Lastly, we need to stop finding excuses for why kids are not learning. I went to those schools and I learned. Every few years it is a new wave of blame as to why the kids cannot learn. When do the kids get held accountable. My parents held me accountable. I remember the 80-90 degree days w/o air. I remember the 30 degree days w/o heat too. Yeah tehy were a distraction, but what about the 180 others days? Kids need to get there lessons, plain and simple.

Posted by: RobGreg | July 17, 2007 12:00 AM

"Then there's Ms. Rhee, a truly likeable and attentive individual whom I had the opportunity to meet and talk with recently.

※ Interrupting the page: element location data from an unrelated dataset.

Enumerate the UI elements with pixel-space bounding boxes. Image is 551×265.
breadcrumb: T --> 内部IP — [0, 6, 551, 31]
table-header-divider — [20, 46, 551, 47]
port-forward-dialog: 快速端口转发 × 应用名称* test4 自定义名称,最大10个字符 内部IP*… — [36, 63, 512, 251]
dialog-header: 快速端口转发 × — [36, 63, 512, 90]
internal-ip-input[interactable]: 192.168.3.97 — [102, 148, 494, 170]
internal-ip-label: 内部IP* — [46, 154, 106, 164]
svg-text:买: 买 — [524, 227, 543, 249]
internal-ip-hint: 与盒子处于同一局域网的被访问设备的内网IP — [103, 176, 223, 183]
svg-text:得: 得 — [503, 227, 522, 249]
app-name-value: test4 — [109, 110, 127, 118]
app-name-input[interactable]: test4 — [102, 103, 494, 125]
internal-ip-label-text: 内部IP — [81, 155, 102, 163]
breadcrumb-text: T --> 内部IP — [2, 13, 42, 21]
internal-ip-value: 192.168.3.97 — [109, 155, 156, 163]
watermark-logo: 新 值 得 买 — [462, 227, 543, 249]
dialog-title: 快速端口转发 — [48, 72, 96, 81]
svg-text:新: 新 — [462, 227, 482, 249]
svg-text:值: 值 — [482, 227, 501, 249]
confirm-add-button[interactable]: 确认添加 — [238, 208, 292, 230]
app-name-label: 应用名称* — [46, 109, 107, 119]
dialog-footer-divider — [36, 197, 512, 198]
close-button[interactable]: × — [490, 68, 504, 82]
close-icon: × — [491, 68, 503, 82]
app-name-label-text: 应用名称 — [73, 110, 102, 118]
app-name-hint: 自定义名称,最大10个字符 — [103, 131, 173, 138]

Despite her seemingly fabulous façade of professionalism and overhyped background in education, her bottom line credentials and expertise as a chancellor candidate have major experience holes."

But she's an Ivy Leaguer who will bring in all sorts of "Teach For America" Ivy Leaguers -- who of course are inherently better than the rest of us -- into the school system! (Jeez, I can't believe I'm actually agreeing the overly verbose Dennis Moore on something.)